El reciente operativo federal que condujo a su nueva captura marca un punto de quiebre. Con la llegada de Ernestina Godoy a la Fiscalía General de la República, el Gobierno federal ha asumido un papel central en un caso donde, argumenta, la justicia local mostró límites estructurales para proceder. El arresto coincidió con la ausencia de Campos del país, hecho que reavivó cuestionamientos sobre el papel de la autoridad estatal en los procesos contra el exmandatario.

La reaprehensión de Duarte reabre también escenarios para otros involucrados en la presunta red de desvíos, incluidos operadores de la llamada Operación Zafiro. Para analistas, el caso representa una prueba de estrés para el sistema judicial y político: si el Estado logra avanzar con eficacia en un expediente de esta magnitud, podría sentar un precedente para la rendición de cuentas en los niveles más altos del poder público.

Militarización en la frontera sur inquieta a Washington

La tensión en la frontera entre México y Guatemala volvió a escalar tras recientes enfrentamientos entre fuerzas guatemaltecas y grupos criminales mexicanos. El choque, que dejó un militar herido y un civil muerto, detonó la decisión de ambos Gobiernos de reforzar su coordinación operativa. México anunció “operaciones coincidentes” con Guatemala, una modalidad que implica despliegues paralelos en cada territorio para contener a los cárteles que dominan la región, particularmente facciones vinculadas al Cártel de Sinaloa y al llamado Cártel de Chiapas-Guatemala.

Aunque los dos países insisten en que estas acciones se realizarán sin intervención externa, el contexto regional complica la ecuación. Estados Unidos mantiene un despliegue militar creciente en el Caribe bajo el argumento de combatir al narcotráfico, y la narrativa de designar a los cárteles mexicanos como organizaciones terroristas ha abierto la puerta a la expansión de sus facultades extraterritoriales.
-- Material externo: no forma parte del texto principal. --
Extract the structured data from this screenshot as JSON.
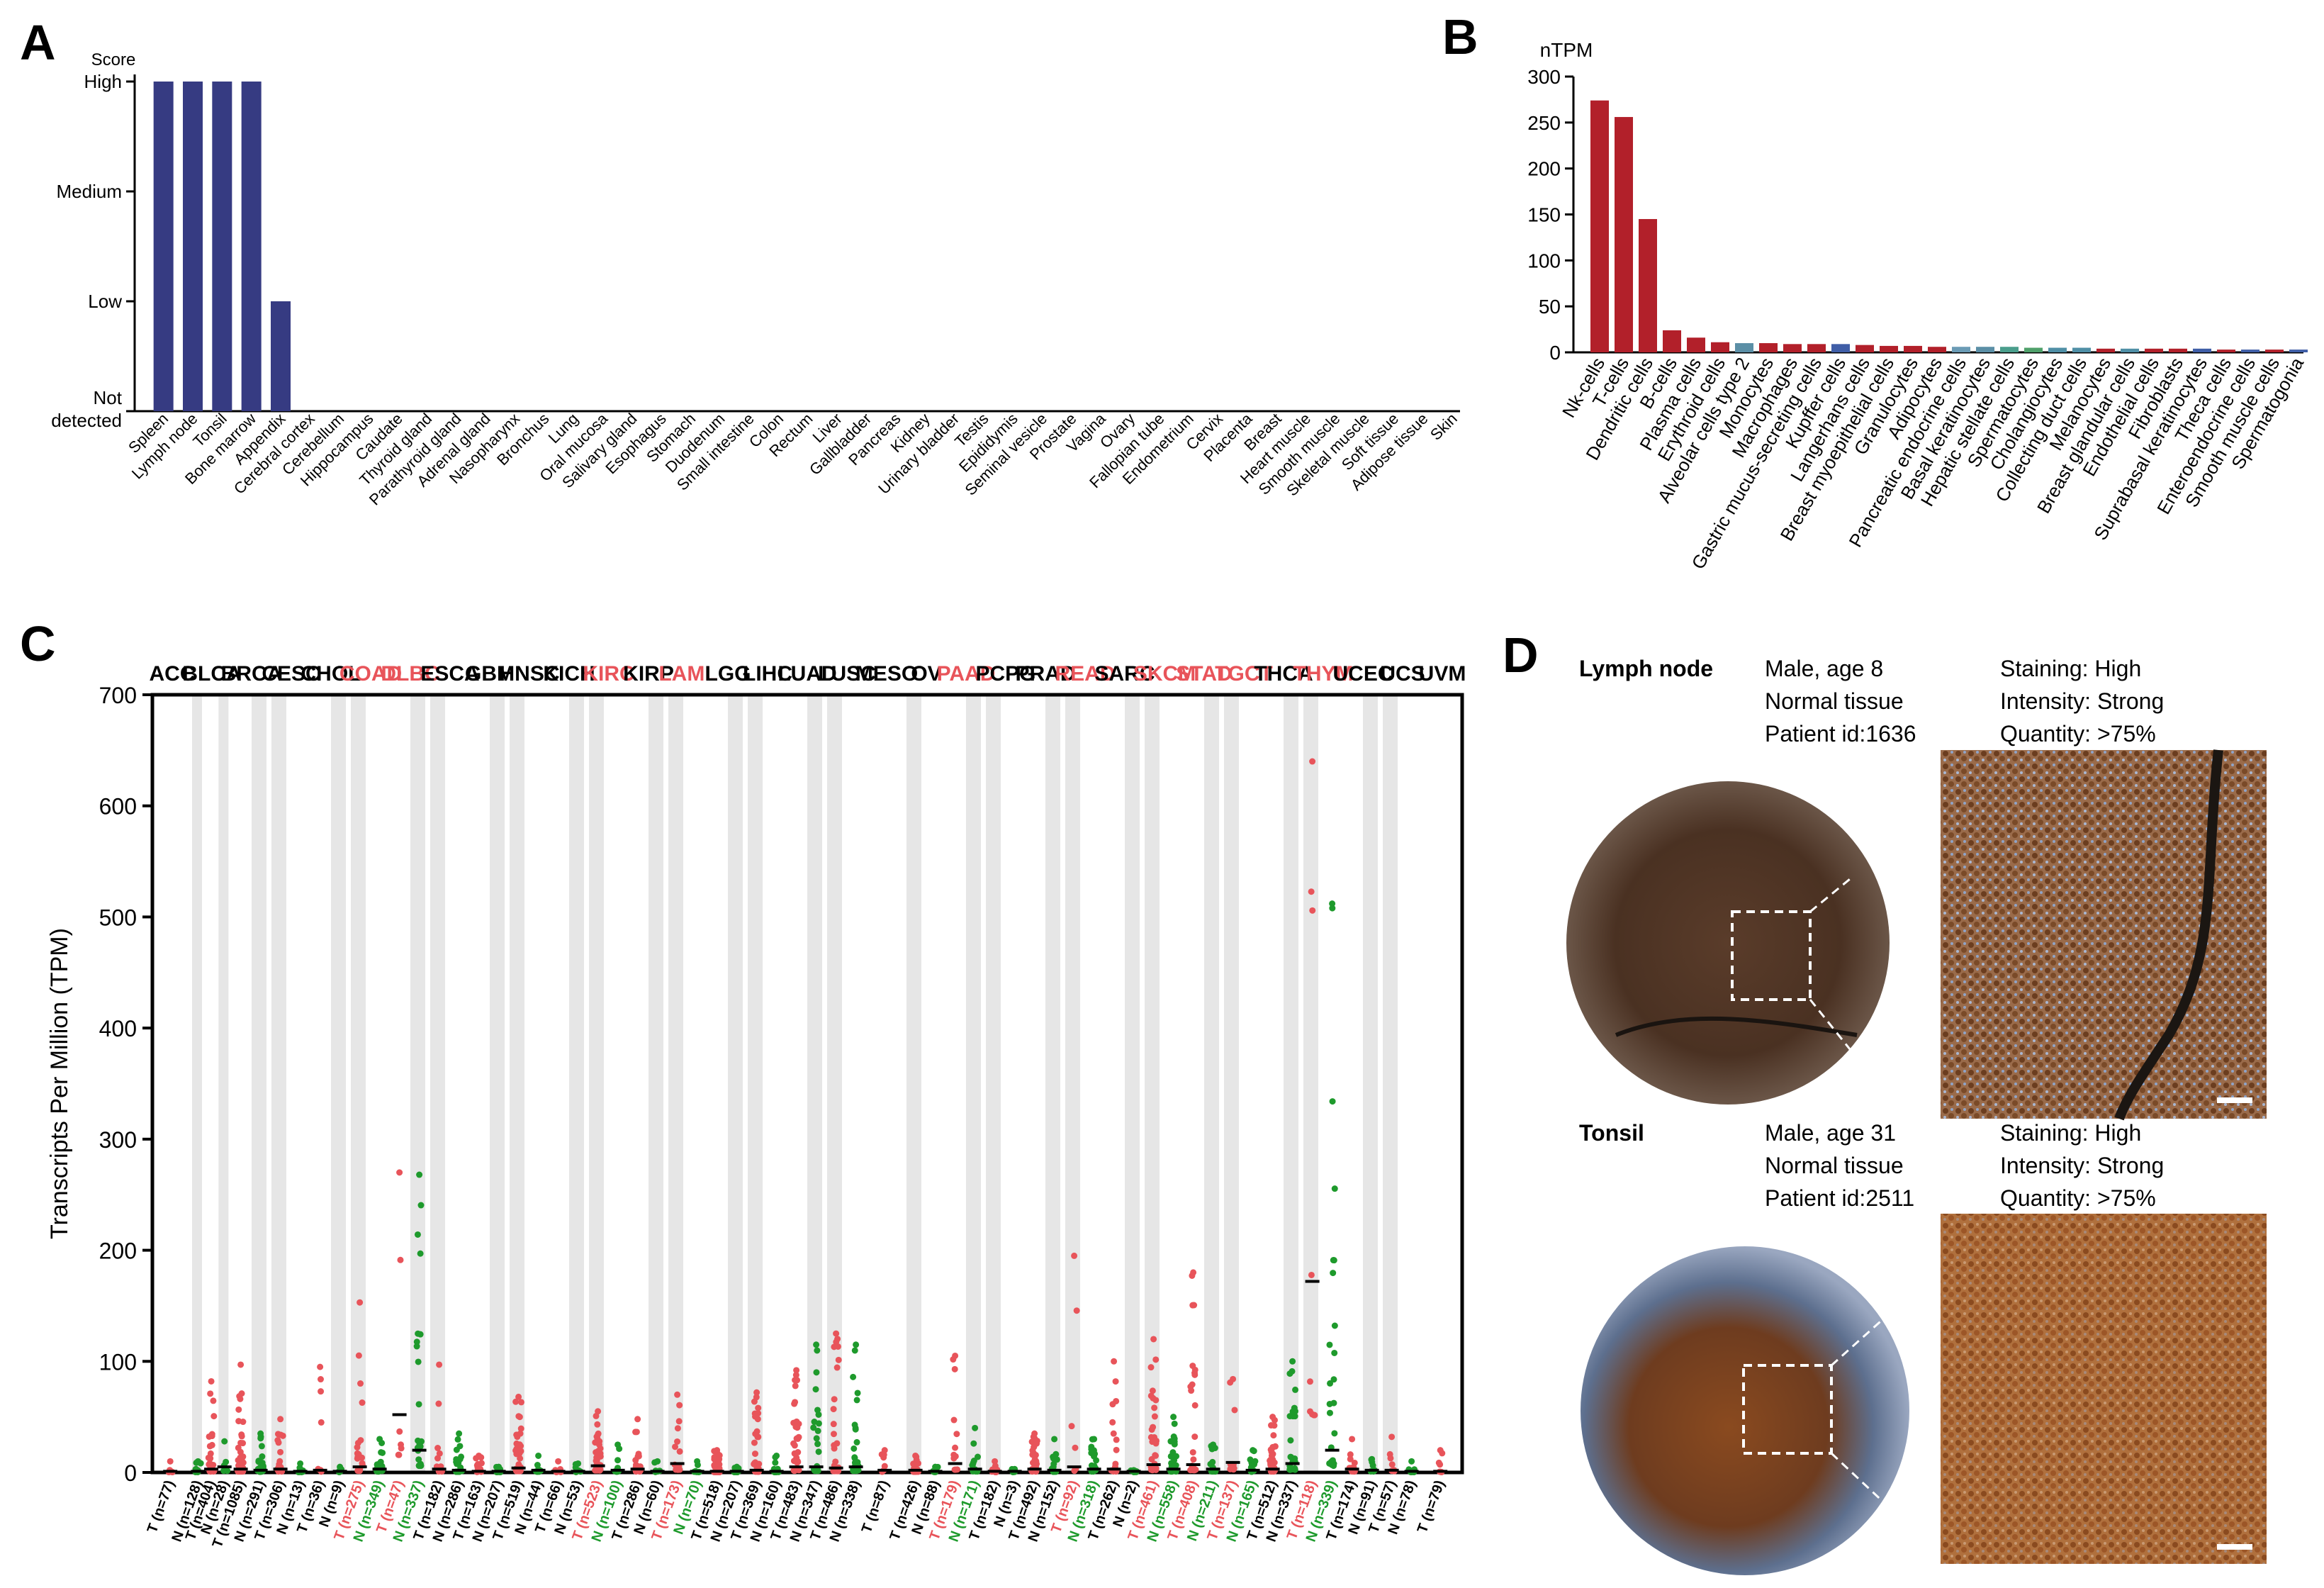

Para Washington, cualquier indicio de incapacidad estatal en Centroamérica adquiere valor estratégico: debilita resistencias diplomáticas y facilita negociaciones para extender su presencia militar.

La región ofrece precedentes. Países como Costa Rica, Ecuador, Guyana o Antigua y Barbuda han aceptado grados variables de cooperación militar estadounidense ante presiones internas y externas. En ese marco, la frontera sur de México aparece como un punto crítico, no solo por el trasiego de drogas, armas y migración irregular, sino porque históricamente nunca ha existido un acuerdo de seguridad bilateral sólido entre México y Guatemala. Esa ausencia deja espacio para interpretaciones y oportunidades para actores externos.

Los incidentes recientes —incluidos 12 ataques contra el Ejército guatemalteco en Agua Zarca y una incursión accidental de fuerzas mexicanas en junio— evidencian un deterioro que ambos Gobiernos buscan contener. Pero el riesgo mayor, advierten especialistas en seguridad regional, es que el escalamiento criminal termine alineando a países latinoamericanos con la agenda militar de Washington. Si eso ocurre, las “operaciones coincidentes” podrían convertirse en el primer eslabón de un reacomodo estratégico mucho más amplio en la región.